UCD SU are doing great work to bring to light the shocking standards of housing that landlords are expecting students to agree to. This is now the third time they've gone undercover to reveal just how bad the student housing crisis is, and this time is just as shocking as the others.
This time it was UCD student Katie Ascough, after her colleague Barry had to step down as he became recognisable from the viral campaign. Speaking about her mission, she said:
"We went to a place in Crumlin where a bed was going for 250 a month. When we got there, we saw that the bed was located in the living room above the couch.

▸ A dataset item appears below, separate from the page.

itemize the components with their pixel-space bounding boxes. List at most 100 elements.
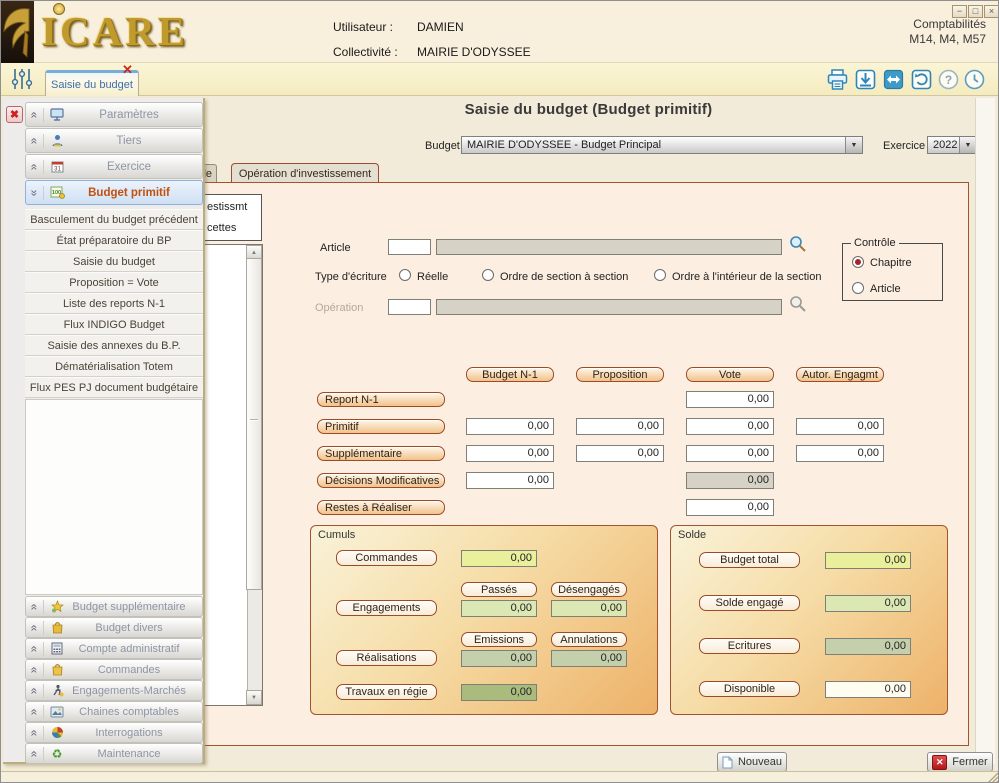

It was a man made bunk bed. Basically, a grill of metal bars propped up by a cheap, DIY timber frame. It was in the living room because 6 other people were sharing the 3 available bedrooms. The place was an example of the lengths people are going to in Dublin. You have to go to ridiculous lengths to have an affordable rent if you're not able to cough up €1,500 per month, which is the average rent in the city. An average rent beyond the reach of the average student and a lot of workers."
This is all part of UCDSU's work with TCD Students' Union and Daft.ie to increase the amount of digs on the market. They've met with Minister Murphy on this project and he endorses it, telling them that a funding arrangement for it will be set up in the coming weeks.
They're now looking to meet with Minister Mary Mitchell O'Connor for Higher Education in the hopes that the Department of Education and Skills will match the funding made available by the Department of Housing so UCD, TCD & Daft.ie can expand this project further and get even more beds on the market for the 1,000s of new entrants today. So far, the Minister for Higher Education has been unresponsive to requests for a meeting. But if some of these clips reach her office, that position will hopefully change.
The advantage of the UCD, TCD project is that it puts student beds on the market that are digs and, as such, located in the primary residence of the homeowner. A "digs" room will normally have adequate living space, come with access to standard facilities and be of decent hygiene. Whereas our experience undercover shows that the same cannot be said for a lot of what's available at a student price in the private rental sector.